The courses that GL offered in other European Member States had, by definition, an effect on the trade between Member States. The fact that GL only had British customers with regard to these courses did not alter that. In those Member States where GL organised courses, local providers or providers from other Member States would undoubtedly have offered the same courses. It would have been entirely open to British customers to have turned to these providers as a substitutable alternative. Professionally and recreationally, golf is an international business and there is an abundance of evidence to show a willingness of enthusiasts to travel overseas to play at their desired course.
It seems that the low share in the total turnover of the foreign activity combined with the absence of foreign customers was sufficient for the Commission to assume that the effect of the aid to GL would only marginal. It is also worth noting that the Commission did not take into account the relatively limited volume of sales in its assessment.

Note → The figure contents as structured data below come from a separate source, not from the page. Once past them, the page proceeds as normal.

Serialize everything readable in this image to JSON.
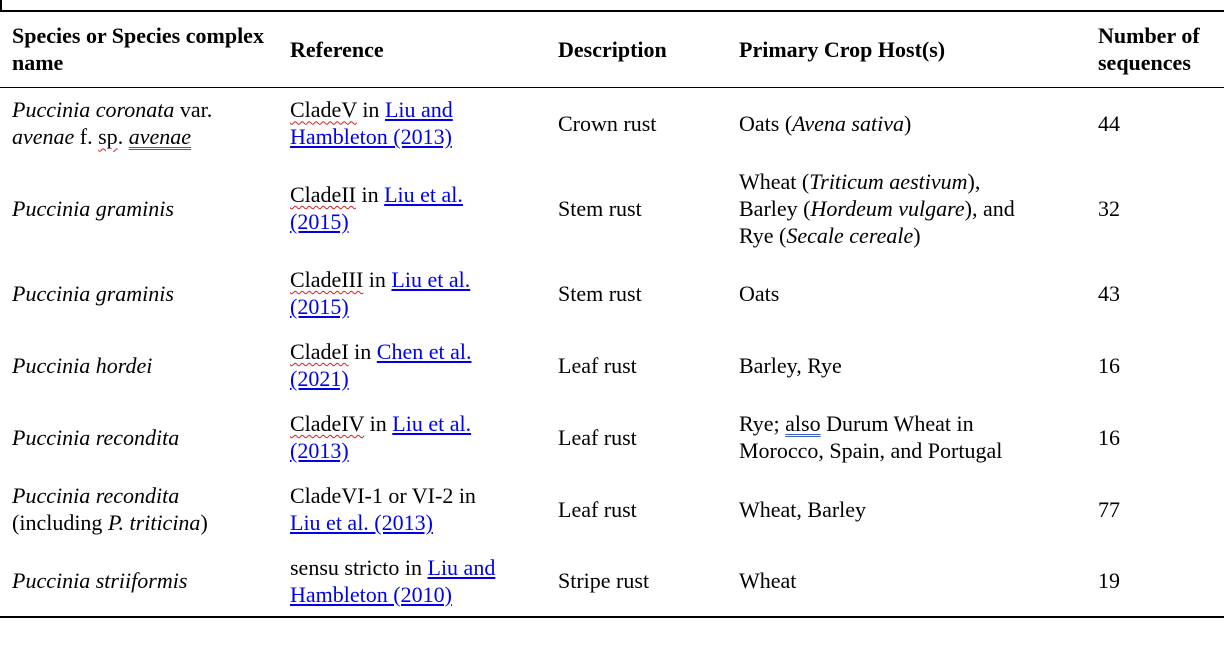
{
  "table": {
    "headers": {
      "species": "Species or Species complex name",
      "reference": "Reference",
      "description": "Description",
      "host": "Primary Crop Host(s)",
      "count": "Number of sequences"
    },
    "rows": [
      {
        "species": "Puccinia coronata var. avenae f. sp. avenae",
        "reference": "CladeV in Liu and Hambleton (2013)",
        "description": "Crown rust",
        "host": "Oats (Avena sativa)",
        "count": "44"
      },
      {
        "species": "Puccinia graminis",
        "reference": "CladeII in Liu et al. (2015)",
        "description": "Stem rust",
        "host": "Wheat (Triticum aestivum), Barley (Hordeum vulgare), and Rye (Secale cereale)",
        "count": "32"
      },
      {
        "species": "Puccinia graminis",
        "reference": "CladeIII in Liu et al. (2015)",
        "description": "Stem rust",
        "host": "Oats",
        "count": "43"
      },
      {
        "species": "Puccinia hordei",
        "reference": "CladeI in Chen et al. (2021)",
        "description": "Leaf rust",
        "host": "Barley, Rye",
        "count": "16"
      },
      {
        "species": "Puccinia recondita",
        "reference": "CladeIV in Liu et al. (2013)",
        "description": "Leaf rust",
        "host": "Rye; also Durum Wheat in Morocco, Spain, and Portugal",
        "count": "16"
      },
      {
        "species": "Puccinia recondita (including P. triticina)",
        "reference": "CladeVI-1 or VI-2 in Liu et al. (2013)",
        "description": "Leaf rust",
        "host": "Wheat, Barley",
        "count": "77"
      },
      {
        "species": "Puccinia striiformis",
        "reference": "sensu stricto in Liu and Hambleton (2010)",
        "description": "Stripe rust",
        "host": "Wheat",
        "count": "19"
      }
    ],
    "parts": {
      "r1_species_a": "Puccinia coronata",
      "r1_species_b": " var.",
      "r1_species_c": "avenae",
      "r1_species_d": " f. ",
      "r1_species_e": "sp",
      "r1_species_f": ". ",
      "r1_species_g": "avenae",
      "r1_ref_clade": "CladeV",
      "r1_ref_in": " in ",
      "r1_ref_link_a": "Liu and",
      "r1_ref_link_b": "Hambleton (2013)",
      "r1_host_a": "Oats (",
      "r1_host_b": "Avena sativa",
      "r1_host_c": ")",
      "r2_ref_clade": "CladeII",
      "r2_ref_in": " in ",
      "r2_ref_link_a": "Liu et al.",
      "r2_ref_link_b": "(2015)",
      "r2_host_a": "Wheat (",
      "r2_host_b": "Triticum aestivum",
      "r2_host_c": "),",
      "r2_host_d": "Barley (",
      "r2_host_e": "Hordeum vulgare",
      "r2_host_f": "), and",
      "r2_host_g": "Rye (",
      "r2_host_h": "Secale cereale",
      "r2_host_i": ")",
      "r3_ref_clade": "CladeIII",
      "r3_ref_in": " in ",
      "r3_ref_link_a": "Liu et al.",
      "r3_ref_link_b": "(2015)",
      "r4_ref_clade": "CladeI",
      "r4_ref_in": " in ",
      "r4_ref_link_a": "Chen et al.",
      "r4_ref_link_b": "(2021)",
      "r5_ref_clade": "CladeIV",
      "r5_ref_in": " in ",
      "r5_ref_link_a": "Liu et al.",
      "r5_ref_link_b": "(2013)",
      "r5_host_a": "Rye; ",
      "r5_host_b": "also",
      "r5_host_c": " Durum Wheat in",
      "r5_host_d": "Morocco, Spain, and Portugal",
      "r6_species_a": "Puccinia recondita",
      "r6_species_b": "(including ",
      "r6_species_c": "P. triticina",
      "r6_species_d": ")",
      "r6_ref_a": "CladeVI-1 or VI-2 in",
      "r6_ref_link": "Liu et al. (2013)",
      "r7_ref_a": "sensu stricto in ",
      "r7_ref_link_a": "Liu and",
      "r7_ref_link_b": "Hambleton (2010)"
    }
  }
}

With regard to the tax exemption for CASC, it is remarkable that the Commission only considered the turnover achieved with trading and leasing to non-members. According to the Commission, the alleged beneficiaries were local associations of golfers whose non-commercial purpose was to make facilities available to their members and visitors so that they could play golf or otherwise socialise. It could not be inferred from this that trading with and leasing real estate to members was anything other than an economic activity. The decision made it clear that the Commission most probably only wanted to underline the local nature of competition.